/fly-ftp-server

A simple public FTP server for Fly.io

Primary LanguageShellMIT LicenseMIT

fly-ftp-server

A simple FTP server for Fly.io (based on alpine-ftp-server) using vsftpd very secure FTP daemon.

Customise

Edit the name in the fly.toml to one of your choice:

app = "fly-ftp-server"

The [env] block in the fly.toml contains the port range for passive connections:

[env]
MIN_PORT = 21000
MAX_PORT = 21005

If you change them, that MIN_PORT and MAX_PORT must match up with the ports in the fly.toml file's [services] section. Unfortunately Fly does not currently support providing a port range for TCP. So you need to provide them individually. Which makes providing a large number of ports harder, but possible.

The [env] block also has an ADDRESS value. Run fly info to get your app's IPv4:

ADDRESS = '1.2.3.4'

You may also want to adjust the FTP options. Take a look at the conf/vsftpd.conf file, adjusting that to your needs. We have generally used default values.

Deploy

Note: Say No at the end, since you need to do a couple of things before you can deploy:

$ fly launch
An existing fly.toml file was found
? Would you like to copy its configuration to the new app? Yes
Creating app in /path/to/it
Scanning source code
Detected a Dockerfile app
? App Name (leave blank to use an auto-generated name): your-name-here
? Select organization: personal (personal)
? Select region: lhr (London)
Created app your-name-here in organization personal
Wrote config file fly.toml
? Would you like to setup a Postgresql database now? No
? Would you like to deploy now? No
Your app is ready. Deploy with `flyctl deploy`

Why not deploy right now?

  1. You need to create a volume to store the uploaded files.

  2. You need to specify the USERS that are permitted to connect to the server.

So let's do that:

Storage

The provided storage is ephemeral so you will need to create a volume in the region you plan on deploying your app in (for example lhr). The size is in GB. For example:

fly volumes create ftp_data --region lhr --size 1

Volumes are by default encrypted. The command should return its details to show it was successful.

Users

The USERS value must be a space-separated list of users. Each user must have a name and password. And can optionally have a home folder. And optionally a UID. We'll mount the volume above to the /data folder. So for example you could run this which would create a user called example, with a password of example:

fly secrets set USERS="example|example|/data/example"
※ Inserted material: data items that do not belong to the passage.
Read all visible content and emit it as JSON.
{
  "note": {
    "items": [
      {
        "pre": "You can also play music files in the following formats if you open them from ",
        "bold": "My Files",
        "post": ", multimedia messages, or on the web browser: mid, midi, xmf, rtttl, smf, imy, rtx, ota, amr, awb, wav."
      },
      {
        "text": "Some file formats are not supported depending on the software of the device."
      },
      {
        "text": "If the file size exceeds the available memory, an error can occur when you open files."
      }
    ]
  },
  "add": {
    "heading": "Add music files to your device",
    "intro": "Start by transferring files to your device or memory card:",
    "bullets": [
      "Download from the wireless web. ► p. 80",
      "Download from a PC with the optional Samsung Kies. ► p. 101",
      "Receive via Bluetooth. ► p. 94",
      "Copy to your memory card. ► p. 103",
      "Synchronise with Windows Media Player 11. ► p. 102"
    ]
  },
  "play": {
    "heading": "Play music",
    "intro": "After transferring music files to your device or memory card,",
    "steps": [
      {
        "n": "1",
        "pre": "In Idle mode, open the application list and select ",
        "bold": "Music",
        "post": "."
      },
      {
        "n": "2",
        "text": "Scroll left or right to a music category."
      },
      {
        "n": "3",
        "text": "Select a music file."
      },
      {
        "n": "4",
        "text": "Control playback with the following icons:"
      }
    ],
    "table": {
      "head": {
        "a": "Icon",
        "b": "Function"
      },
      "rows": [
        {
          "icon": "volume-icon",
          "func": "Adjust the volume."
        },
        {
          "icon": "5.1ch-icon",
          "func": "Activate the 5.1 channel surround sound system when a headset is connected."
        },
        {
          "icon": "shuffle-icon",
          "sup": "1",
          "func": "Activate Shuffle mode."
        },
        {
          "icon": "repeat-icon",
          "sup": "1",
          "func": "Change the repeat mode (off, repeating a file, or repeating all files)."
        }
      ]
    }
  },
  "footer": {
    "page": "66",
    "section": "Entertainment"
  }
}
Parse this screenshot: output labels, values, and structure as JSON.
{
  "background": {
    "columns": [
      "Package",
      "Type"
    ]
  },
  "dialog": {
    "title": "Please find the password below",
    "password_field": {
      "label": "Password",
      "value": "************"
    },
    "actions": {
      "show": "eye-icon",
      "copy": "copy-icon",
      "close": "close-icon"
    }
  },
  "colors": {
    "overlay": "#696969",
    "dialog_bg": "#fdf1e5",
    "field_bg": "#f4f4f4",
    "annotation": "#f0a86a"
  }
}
... but of course your command should use a better name and a more secure password. Each user should be separated by a space. For example these examples create two users:

USERS="username|password|/data/username foo|bar|/data/foo"
USERS="username|password|/data/username|5000 foo|bar|/data/foo|5001"

Run that and you should then see:

Secrets are staged for the first deployment

Now you can go ahead and deploy the app:

fly deploy

You should see it build, push the image, then create the release:

==> Monitoring deployment
 1 desired, 1 placed, 1 healthy, 0 unhealthy
--> v1 deployed successfully

Conform the app is running with fly status. Now try connecting to it using your FTP client. Use your-app-name.fly.dev as the hostname, 21 as the port, and one of the username/password from your secret USERS value. You will need to use plain FTP and so there may be a warning about security.

Debugging

Use fly logs to see what is output and look for any errors. If you have left our default TCP healthcheck in the fly.toml, you should see its connections roughly every five seconds:

2022-06-08T16:02:09Z app[abcdefg] lhr [info]Wed Jun  8 16:02:09 2022 [pid 2] CONNECT: Client "1.2.3.4"
2022-06-08T16:02:14Z app[abcdefg] lhr [info]Wed Jun  8 16:02:14 2022 [pid 2] CONNECT: Client "1.2.3.4"

Try running fly ssh console to connect to a vm. Once there you can check vsftpd is running e.g:

ps -a | grep vsftpd
528 root      0:00 pidproxy /var/run/vsftpd/vsftpd.pid true
550 root      0:00 vsftpd -opasv_min_port=21000 -opasv_max_port=21005 /etc/vsftpd/vsftpd.conf
722 root      0:00 grep vsftpd

From there you can also check files uploaded by users (into the /data folder). Run cd data and you should see the folders for your users e.g /data/username. Check the folder's owner matches the one you set in your USERS secret. If not, that would explain if a particular user can't connect. And look inside the folder to see the files are present and valid.

This basic FTP server does not use FTPS. In theory you should be able to modify it to use Fly's provided TLS handler or provide your own certificate.